I'm open for any suggestions or guidance from everyone.

Thank you.

If you're not sure you trust what the first lawyer told you, I would recommend getting the opinion of a second layer. It's sounds like an uphill battle, though.

And sitting for boards is only the next baby step. If you succeed to that point, you'll then have to find an employer willing to hire you.

Jere2911

13 Posts

The charges were DWI with the last arrest in 2013 which was eventually ajudicated in 2015 where I received 5 years probation, 300 hours of community service, and restitution and required to complete treatment. I've met all conditions and have made significant lifestyle changes. I'm set to be released from probation in Jan 2018 for earned compliance.

I received glowing reccomendations from the nursing program director and wase honored to be voted class speaker. I was able to practice for 90 days after graduating and received yet another excellent eval & recommendation from my DON there. The administrator even offered to plead my case in person to the board of nursing, however they would not meet with him citing privacy rules.

I loved what I did for those 3 months as I proudly cared for and continously advocated for those less fortunate or in worse circumstances than should be allowed.

On paper, I look like a monster due to a short 3 year season where I stumbled, fell hard, and landed in a pit that I didn't know how to even begin to get out of.

In person, I'm a broken man that has been humbled with underserved blessings and tools, techniques, and resources that I somehow missed during my younger years of development.

I don't like what happened, but I can't change it either.

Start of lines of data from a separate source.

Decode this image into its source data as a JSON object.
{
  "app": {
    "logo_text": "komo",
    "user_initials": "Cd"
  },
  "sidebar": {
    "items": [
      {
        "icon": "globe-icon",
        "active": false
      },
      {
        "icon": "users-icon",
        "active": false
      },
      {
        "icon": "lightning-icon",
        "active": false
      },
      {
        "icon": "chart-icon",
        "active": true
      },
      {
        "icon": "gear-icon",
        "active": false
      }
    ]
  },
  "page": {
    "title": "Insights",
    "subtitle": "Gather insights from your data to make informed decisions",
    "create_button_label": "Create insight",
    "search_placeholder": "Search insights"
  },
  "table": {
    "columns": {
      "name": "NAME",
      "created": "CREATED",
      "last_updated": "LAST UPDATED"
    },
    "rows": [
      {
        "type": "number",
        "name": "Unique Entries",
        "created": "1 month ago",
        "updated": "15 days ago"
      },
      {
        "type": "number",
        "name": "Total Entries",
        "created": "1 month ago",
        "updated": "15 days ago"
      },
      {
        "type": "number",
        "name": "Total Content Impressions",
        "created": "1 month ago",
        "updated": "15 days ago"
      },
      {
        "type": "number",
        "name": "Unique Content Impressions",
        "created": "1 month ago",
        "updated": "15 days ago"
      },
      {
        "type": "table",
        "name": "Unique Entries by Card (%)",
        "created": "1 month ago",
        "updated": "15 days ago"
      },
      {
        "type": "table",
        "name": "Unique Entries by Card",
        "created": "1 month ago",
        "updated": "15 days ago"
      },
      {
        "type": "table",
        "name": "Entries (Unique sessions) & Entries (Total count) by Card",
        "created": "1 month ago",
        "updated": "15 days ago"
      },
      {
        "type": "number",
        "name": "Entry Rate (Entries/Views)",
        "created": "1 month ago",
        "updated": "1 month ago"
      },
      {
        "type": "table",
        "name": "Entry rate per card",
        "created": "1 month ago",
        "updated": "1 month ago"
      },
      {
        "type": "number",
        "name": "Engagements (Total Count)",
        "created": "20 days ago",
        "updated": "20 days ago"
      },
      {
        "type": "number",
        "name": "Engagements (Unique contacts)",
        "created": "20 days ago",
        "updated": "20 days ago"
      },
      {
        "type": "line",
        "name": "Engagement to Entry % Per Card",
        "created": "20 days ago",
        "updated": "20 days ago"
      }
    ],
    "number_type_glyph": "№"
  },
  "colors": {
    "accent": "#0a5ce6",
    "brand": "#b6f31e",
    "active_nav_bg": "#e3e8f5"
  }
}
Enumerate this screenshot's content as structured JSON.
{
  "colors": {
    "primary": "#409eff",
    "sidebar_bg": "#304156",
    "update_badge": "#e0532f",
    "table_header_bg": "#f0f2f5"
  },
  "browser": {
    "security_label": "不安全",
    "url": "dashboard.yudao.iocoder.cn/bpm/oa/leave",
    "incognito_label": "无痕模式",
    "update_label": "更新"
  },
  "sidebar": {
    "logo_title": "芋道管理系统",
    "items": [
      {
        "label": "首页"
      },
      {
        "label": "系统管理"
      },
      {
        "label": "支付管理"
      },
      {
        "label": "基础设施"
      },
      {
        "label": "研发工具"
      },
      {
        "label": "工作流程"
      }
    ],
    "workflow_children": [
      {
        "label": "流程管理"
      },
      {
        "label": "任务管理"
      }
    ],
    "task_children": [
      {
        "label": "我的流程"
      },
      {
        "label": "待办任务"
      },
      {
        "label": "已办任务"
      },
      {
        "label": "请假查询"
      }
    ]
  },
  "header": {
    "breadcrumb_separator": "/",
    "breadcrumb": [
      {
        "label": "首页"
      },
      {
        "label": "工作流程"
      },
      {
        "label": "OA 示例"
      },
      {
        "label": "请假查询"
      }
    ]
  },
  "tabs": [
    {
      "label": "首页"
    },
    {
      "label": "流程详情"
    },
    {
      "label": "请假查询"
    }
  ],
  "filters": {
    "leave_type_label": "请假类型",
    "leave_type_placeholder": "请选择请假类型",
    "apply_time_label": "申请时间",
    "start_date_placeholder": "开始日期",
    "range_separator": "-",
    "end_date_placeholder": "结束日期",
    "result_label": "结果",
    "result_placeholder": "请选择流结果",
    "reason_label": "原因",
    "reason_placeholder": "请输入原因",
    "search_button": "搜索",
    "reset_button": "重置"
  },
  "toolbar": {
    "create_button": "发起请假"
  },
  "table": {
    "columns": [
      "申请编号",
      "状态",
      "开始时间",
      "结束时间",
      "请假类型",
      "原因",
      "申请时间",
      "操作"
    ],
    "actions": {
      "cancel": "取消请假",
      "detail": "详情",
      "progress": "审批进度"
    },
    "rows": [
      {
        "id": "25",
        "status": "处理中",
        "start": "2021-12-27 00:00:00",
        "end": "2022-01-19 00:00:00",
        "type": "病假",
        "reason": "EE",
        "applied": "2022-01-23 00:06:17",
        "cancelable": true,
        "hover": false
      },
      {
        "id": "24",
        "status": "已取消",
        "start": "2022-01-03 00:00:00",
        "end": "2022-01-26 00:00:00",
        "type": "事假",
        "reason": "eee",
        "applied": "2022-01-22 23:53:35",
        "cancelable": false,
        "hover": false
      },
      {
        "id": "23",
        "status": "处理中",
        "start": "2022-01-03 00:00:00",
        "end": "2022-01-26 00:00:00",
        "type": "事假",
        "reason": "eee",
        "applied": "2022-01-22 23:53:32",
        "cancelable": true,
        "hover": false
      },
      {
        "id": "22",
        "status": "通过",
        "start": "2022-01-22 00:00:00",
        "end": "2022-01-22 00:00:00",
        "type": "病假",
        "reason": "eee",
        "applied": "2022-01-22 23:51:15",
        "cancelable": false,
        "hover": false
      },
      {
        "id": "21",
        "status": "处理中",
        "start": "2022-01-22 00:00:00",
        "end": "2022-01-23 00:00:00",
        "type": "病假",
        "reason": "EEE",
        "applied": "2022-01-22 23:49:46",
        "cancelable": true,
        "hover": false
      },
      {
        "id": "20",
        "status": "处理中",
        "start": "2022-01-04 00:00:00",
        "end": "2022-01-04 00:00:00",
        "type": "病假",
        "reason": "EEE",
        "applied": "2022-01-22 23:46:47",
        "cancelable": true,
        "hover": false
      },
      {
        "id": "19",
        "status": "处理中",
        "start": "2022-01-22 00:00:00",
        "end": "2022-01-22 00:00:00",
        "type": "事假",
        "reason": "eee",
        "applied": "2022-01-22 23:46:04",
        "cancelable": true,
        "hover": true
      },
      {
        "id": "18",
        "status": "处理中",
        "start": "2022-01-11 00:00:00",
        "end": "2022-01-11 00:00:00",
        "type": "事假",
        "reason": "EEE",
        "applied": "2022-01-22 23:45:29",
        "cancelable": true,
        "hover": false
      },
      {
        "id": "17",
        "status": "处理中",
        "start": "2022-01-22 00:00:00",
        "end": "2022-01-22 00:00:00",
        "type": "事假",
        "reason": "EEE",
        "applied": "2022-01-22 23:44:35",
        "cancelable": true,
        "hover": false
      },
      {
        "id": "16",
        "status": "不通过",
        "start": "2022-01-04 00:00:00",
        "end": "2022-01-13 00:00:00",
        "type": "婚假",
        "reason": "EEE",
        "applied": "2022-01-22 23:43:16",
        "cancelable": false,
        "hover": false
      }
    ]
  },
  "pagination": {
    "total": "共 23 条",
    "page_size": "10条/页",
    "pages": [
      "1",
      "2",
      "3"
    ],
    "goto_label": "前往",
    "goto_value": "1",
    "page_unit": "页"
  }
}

So I chose to own it, identify with what happened, and use the scars of my life in sharing it with others with hopes if helping and encouraging those still trapped in addiction. I am attending training to become a facilitator for a SMART recovery group in my area.

I understand this is an uphill battle but nothing worth having has ever been easy for me.

Thank you for your honest response. It gives me perspective.

NICU Guy, BSN, RN

4,123 Posts

Specializes in NICU. Has 8 years experience.

You knew this was going to be an issue before starting nursing school. Why weren't you proactive and talk to the BON before starting the program and get it all straightened out so that you don't waste time after graduation?

Jere2911

13 Posts

I diligently investigated all possible dead end roads including multiple phone calls to the BON. I disclosed my criminal history was quite frank in asking if I would or could ever test for licensure. Their response was that they don't make decisions and that everyone's application is decided on a case-by-case basis. Puzzled, I said, "so I have to spend $20,000.00 on a PN program or $40,000.00 for an RN program and then submit my application and cross my fingers?" The voice on the telephone coldly said, "yeah, pretty much."